This is explained in a notice placed in the Federal Register:
“Teachers who have experienced certain types of clinical practice features and who have completed those features are hypothesized to produce higher average student test scores than teachers who have not done so. Using a randomized controlled trial, students will be randomly assigned to a pair of teachers in the same school and grade level, one of whom will have experienced the type of clinical practice of interest (‘treatment’) while the other will not have experienced the feature (‘control’). Average test scores of the two groups will then be compared.”
The Education Department’s new study takes as fact the notion that standardized test scores tell us something important about how well a teacher does his or her job. They don’t, assessment experts say (over and over), but why let the facts get in the way?
This might seem like officials are about to take the use of test scores to extremes, but, actually, we passed extreme some time ago.
Let’s consider Tennessee as an example. Last fall the state (as did many others) enacted a new way of evaluating teachers that is heavily based on standardized test scores of students. But here’s one of the many problems with a system that relies on test scores: What do you do about teachers in subjects without standardized tests?
One way out of this dilemma is as obvious as it is horrifying: Create standardized tests in every subject. If you think I’m kidding, think again. This is where districts around the country are going with teacher evaluation. See this post by a student in North Carolina’s Charlotte-Mecklenburg School District, where last year 52 standardized assessments were field-tested on students as young as kindergarten. The student asked: Why do I have to take a standardized test in Yearbook? Why indeed.
But Tennessee has added a whole new level of creativity to solving this problem.
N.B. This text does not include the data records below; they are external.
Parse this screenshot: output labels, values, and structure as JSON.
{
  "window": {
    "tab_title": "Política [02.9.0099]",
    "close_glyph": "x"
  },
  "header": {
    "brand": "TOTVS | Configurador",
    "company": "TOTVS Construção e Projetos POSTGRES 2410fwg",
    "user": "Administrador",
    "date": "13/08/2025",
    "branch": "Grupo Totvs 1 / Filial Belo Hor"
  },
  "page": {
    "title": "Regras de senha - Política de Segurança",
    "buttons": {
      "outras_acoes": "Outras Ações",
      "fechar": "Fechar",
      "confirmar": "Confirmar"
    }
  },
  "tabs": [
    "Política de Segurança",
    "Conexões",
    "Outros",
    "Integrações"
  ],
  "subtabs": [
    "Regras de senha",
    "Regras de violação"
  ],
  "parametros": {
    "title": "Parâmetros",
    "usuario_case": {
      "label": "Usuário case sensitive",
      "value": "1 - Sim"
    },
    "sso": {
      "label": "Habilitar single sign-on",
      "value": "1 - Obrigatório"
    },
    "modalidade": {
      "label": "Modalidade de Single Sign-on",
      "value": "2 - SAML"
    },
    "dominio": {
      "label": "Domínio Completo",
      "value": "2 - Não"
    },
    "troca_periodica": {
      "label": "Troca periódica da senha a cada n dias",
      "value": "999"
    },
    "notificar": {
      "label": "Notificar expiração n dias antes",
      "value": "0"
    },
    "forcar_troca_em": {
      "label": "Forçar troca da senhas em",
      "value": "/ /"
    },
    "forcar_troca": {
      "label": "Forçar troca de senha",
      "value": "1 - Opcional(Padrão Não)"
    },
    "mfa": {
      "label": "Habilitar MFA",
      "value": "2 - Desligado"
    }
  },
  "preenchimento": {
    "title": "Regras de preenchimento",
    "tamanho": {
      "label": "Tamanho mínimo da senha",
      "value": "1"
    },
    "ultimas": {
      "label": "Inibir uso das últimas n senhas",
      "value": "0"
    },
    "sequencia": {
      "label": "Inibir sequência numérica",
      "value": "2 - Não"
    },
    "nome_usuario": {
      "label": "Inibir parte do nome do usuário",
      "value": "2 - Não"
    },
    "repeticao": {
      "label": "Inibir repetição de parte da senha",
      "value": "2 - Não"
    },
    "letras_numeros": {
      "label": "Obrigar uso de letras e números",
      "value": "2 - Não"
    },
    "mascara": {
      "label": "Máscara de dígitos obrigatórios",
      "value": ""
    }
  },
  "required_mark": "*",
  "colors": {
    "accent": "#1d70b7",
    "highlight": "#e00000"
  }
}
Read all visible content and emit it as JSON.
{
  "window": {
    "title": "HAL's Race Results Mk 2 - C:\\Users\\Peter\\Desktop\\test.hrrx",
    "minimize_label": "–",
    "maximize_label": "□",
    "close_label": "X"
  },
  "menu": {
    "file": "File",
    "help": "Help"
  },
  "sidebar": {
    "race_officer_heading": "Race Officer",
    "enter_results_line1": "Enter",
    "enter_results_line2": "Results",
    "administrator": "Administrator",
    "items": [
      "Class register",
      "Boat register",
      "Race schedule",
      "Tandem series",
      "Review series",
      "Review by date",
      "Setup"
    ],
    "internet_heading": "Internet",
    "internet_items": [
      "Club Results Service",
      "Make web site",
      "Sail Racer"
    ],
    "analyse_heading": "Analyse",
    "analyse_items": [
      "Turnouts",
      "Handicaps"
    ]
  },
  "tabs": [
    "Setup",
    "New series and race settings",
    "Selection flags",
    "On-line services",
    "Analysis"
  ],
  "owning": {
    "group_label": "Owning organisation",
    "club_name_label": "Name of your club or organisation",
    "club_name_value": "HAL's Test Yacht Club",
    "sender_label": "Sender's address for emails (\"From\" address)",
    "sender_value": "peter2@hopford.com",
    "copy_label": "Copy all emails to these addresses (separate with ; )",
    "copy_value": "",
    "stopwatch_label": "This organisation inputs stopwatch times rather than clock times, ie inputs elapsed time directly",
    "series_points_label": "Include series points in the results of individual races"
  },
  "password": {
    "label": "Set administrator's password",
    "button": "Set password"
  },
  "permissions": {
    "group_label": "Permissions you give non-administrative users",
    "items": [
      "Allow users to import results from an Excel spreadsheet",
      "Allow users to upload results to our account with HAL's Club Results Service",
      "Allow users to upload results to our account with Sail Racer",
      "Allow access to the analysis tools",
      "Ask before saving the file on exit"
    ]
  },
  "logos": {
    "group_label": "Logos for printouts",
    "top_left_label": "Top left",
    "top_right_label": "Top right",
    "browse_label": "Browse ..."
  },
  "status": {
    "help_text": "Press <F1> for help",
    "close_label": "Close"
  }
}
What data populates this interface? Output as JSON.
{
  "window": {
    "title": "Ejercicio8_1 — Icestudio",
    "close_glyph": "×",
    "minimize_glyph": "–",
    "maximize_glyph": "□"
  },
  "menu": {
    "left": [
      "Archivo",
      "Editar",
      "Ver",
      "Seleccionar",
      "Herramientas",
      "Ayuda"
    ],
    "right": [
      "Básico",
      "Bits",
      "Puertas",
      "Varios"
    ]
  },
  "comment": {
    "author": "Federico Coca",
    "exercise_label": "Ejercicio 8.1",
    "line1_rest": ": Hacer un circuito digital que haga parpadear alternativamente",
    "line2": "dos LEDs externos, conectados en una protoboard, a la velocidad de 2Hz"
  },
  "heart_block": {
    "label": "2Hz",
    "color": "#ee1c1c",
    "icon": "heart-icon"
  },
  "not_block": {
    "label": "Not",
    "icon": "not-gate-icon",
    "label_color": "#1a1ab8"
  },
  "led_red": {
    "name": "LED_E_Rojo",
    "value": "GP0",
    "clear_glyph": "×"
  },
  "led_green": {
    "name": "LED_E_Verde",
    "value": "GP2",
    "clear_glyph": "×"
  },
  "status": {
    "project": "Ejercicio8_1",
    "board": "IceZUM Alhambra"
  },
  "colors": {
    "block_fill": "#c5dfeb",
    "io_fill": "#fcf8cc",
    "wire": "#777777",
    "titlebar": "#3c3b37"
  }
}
There aren’t any student test scores — yet — for over half of the state’s teachers, including those who teach kindergarten, first, second and third grades, and art and music. So teachers without a standardized test to call their own are being evaluated by the test scores of other teachers’ students in the school. As Mike Winerip of The New York Times recently wrote, amid a “bewildering” collection of rules on how teachers should be assessed, “math specialists can be evaluated by their school’s English scores, music teachers by the school’s writing scores.”
Things have gotten so out of hand that even Robert Scott, the Republican education commissioner of Texas who is not exactly the poster child for progressive education, recently called the nation’s testing obsession a “perversion” of a quality education.
Education Secretary Arne Duncan has called for a broad-based curriculum and said he doesn’t want schools becoming obsessed with tests. But his policies can’t lead to any other behavior.
Meanwhile, back to that new Education Department study, interested persons are invited to submit comments on or before March 27.